Rival gangsters engage in friendly activities in Parade Gardens
ONE month since a zone of special operations (ZOSO) was declared in Parade Gardens, Kingston Central, rival gangsters appear to be engaging on friendlier terms with each other, organising football matches and other community events amongst themselves.
However, Senior Superintendent of Police Steve McGregor, who is in charge of operations for Area Four, which Kingston Central falls under, told a Rotary Club of St Andrew North meeting Monday that despite seeing some changes in behaviour of some of the residents, he is taking nothing for granted, even as the security forces work to make Parade Gardens the first safe community in Kingston Central.
“They are now trying to make allegiance with each other. They are playing football matches and are organising community gatherings and so on, but we are not going to just take it at face value. They have to convince us more that they are willing to work with each other and the police, as the mediator there. It is a work in progress and we are very excited about what we see. We are very optimistic that we are going going to get there,” McGregor told the Jamaica Observer.
Having served as commanding officer for the division in 2010, McGregor said many of the residents, even the gangsters, who are familiar with his no-nonesense style of policing, welcome his presence alongside current head of the division, Superintendent Beresford Williams, and are already falling in line.
“It is early days. We are still in the clear stage of the ZOSO. We brought Kingston Central murder rate down to as far as 11 when I was there in 2010, so the people there know me quite well.

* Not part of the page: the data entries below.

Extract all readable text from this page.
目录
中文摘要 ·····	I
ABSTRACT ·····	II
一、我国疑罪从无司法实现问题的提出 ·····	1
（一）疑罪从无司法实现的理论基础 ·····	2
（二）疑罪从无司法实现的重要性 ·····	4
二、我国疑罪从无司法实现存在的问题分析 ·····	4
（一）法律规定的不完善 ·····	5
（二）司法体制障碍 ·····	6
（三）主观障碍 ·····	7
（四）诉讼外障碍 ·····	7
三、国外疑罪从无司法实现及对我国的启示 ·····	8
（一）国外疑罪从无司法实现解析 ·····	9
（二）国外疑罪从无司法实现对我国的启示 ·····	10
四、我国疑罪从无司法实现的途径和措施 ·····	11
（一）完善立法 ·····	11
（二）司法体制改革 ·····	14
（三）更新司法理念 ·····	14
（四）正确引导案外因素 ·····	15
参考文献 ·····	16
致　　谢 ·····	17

“We are using some of the elements of the safe community strategies. Whilst we are in the clearing stage, we are bringing in all the violence contributors. We are taking them in to sit down with them, tell them what the police stands for and to ask them what they are about.
“If they are of something that is not in sync with the police, they are either going to have to leave the community, be arrested or go somewhere else. We have read the riot act to them and most of them are now listening. Most of them came in to me personally. [But] it is still early days and we are working with it and we are having solutions.”
The senior superintendent highlighted as positive, the fact that there have been no murders or “serious issues” within Parade Gardens and surrounding areas since the ZOSO was declared.
McGregor said the security forces are currently in the process of removing all gang graffiti and then will move into the “hold phase”.
ZOSOs have three stages — clear, hold and build.
During the clear phase the security forces are supposed to eradicate thugs from the zone. In the hold phase, police and soldiers maintain their presence within a zone to ensure criminals do not return. And in the build phase agents of the State move in to provide well-needed social intervention and crucial Government services to uplift those residing within the zone.